The two men met entirely alone for two hours in the palace’s Gothic Hall, with only their interpreters present and no notes taken, leaving us with no way of knowing what was said, after which they emerged to give a joint press conference.
Invited to condemn Russia for interfering in the 2016 US election by Jonathan Lemire of the AP, Trump instead gave the jaw-dropping response: “My people came to me, [director of national intelligence] Dan Coats came to me and some others, they said they think it’s Russia. I have President Putin. He just said it’s not Russia. I will say this: I don’t see any reason why it would be.”

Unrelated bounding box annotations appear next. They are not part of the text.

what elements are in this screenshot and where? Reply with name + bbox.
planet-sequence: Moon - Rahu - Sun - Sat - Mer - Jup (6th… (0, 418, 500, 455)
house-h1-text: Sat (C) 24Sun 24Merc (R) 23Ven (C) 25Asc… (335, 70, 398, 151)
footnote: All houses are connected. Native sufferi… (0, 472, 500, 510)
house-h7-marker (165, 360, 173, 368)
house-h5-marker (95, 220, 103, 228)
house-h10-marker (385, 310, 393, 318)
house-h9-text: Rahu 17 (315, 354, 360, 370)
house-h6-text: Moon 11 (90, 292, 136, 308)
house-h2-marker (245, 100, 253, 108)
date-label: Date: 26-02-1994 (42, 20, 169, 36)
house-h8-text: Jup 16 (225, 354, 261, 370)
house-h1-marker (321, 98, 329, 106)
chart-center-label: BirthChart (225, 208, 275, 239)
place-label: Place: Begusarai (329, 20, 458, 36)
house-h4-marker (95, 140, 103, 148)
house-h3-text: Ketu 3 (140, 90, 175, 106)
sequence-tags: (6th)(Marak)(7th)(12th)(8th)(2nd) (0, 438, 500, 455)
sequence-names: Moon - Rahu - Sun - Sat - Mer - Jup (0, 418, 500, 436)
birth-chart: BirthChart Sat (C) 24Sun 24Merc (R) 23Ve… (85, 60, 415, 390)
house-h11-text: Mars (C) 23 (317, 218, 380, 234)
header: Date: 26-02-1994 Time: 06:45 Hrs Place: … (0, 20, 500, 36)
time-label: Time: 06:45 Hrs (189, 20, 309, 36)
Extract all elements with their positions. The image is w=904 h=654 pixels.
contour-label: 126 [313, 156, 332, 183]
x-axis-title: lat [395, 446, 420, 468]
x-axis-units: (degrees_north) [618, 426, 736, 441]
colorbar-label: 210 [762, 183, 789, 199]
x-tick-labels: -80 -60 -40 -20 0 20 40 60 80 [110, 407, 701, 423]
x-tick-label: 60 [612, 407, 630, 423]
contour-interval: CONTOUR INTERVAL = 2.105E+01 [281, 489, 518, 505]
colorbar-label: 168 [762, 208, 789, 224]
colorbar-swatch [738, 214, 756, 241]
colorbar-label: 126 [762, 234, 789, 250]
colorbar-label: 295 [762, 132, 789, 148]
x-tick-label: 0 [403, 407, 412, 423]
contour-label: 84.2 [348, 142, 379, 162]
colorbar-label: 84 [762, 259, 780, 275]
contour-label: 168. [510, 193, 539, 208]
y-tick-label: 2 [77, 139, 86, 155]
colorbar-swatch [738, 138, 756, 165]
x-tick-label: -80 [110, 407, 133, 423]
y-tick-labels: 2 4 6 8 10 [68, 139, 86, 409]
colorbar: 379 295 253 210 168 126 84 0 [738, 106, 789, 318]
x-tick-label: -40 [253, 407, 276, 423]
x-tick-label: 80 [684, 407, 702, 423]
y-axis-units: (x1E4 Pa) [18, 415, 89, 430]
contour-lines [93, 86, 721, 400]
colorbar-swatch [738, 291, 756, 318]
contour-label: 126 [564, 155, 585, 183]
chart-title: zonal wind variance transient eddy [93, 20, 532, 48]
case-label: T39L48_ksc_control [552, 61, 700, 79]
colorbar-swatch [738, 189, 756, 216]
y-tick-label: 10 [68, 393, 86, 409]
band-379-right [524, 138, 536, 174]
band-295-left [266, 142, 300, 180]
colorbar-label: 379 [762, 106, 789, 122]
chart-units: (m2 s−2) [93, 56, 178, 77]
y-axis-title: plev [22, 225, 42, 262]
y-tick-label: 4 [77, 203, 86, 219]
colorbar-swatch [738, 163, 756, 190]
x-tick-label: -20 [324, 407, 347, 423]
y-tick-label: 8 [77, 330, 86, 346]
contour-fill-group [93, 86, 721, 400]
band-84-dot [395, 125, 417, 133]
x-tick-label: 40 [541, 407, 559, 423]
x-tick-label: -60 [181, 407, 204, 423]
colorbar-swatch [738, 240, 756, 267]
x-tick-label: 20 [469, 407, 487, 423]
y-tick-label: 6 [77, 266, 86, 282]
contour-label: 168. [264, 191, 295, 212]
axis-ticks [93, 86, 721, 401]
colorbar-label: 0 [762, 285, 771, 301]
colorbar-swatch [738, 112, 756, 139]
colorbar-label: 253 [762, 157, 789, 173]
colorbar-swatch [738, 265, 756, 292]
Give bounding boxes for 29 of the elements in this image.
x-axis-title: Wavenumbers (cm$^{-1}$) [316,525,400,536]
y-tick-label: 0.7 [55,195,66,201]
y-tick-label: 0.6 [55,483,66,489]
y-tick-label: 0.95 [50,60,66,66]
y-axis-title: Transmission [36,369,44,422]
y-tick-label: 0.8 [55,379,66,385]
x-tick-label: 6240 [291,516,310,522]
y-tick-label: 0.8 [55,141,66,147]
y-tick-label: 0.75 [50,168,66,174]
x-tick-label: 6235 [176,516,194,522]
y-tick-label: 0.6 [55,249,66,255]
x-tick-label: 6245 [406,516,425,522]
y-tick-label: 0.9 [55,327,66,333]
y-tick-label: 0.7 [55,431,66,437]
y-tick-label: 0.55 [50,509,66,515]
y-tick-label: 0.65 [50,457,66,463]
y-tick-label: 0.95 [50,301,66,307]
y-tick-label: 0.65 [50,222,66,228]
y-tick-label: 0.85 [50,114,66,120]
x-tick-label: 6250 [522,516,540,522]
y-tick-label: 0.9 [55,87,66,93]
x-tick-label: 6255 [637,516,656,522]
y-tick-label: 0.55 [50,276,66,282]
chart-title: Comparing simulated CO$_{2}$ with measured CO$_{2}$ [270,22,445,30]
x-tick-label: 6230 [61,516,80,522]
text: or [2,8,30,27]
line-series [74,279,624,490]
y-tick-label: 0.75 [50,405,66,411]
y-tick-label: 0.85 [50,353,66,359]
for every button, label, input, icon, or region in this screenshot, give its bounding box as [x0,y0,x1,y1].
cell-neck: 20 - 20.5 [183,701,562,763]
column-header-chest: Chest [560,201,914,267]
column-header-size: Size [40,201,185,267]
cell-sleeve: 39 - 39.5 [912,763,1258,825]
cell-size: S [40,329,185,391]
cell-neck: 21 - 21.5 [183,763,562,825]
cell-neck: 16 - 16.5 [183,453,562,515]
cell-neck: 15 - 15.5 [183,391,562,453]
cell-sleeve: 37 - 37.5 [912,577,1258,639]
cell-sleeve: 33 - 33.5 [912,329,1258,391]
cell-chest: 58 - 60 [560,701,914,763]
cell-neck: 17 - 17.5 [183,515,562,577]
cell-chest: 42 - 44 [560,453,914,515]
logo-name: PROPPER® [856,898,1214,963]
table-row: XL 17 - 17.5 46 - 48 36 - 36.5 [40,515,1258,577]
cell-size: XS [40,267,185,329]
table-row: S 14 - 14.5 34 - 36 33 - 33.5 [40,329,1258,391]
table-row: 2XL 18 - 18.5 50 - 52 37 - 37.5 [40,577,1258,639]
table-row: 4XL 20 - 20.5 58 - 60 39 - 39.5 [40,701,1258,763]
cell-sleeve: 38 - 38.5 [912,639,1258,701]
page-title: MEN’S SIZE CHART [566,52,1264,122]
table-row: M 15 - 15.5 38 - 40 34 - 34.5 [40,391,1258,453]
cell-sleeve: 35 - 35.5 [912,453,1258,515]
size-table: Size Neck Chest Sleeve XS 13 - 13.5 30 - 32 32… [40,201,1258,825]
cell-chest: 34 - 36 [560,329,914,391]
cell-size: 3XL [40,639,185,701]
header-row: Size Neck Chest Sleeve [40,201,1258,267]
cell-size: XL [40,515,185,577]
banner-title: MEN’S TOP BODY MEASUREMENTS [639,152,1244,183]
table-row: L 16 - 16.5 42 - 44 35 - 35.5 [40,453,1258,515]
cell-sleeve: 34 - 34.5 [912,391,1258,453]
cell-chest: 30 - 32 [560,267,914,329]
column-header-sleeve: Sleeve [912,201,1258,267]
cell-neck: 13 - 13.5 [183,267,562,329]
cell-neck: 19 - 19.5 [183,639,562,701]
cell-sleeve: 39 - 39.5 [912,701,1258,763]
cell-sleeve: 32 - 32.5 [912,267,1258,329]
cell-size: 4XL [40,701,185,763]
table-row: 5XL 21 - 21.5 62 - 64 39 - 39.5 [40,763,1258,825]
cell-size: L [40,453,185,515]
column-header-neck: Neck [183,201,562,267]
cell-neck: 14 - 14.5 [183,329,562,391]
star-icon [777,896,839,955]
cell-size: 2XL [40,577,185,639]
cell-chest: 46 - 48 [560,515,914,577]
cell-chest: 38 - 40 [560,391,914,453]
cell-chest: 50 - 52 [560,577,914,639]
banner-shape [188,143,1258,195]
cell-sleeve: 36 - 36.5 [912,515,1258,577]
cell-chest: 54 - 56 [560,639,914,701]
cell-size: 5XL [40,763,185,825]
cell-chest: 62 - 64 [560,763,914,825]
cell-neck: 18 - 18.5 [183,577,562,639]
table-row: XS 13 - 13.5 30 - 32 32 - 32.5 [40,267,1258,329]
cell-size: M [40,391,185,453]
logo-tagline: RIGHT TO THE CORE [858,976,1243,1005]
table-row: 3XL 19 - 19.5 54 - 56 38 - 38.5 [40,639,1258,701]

Putin, stood beside him, maintained an admirable poker face in the room but surely permitted himself a hollow laugh later at the very idea of an American president gullible enough to publicly discredit his own intelligence experts and side with the Kremlin, accepting an ex-KGB agent’s word at face value as though the Cold War had never happened.
What a triumph to be toasted over vodka and Beluga caviar.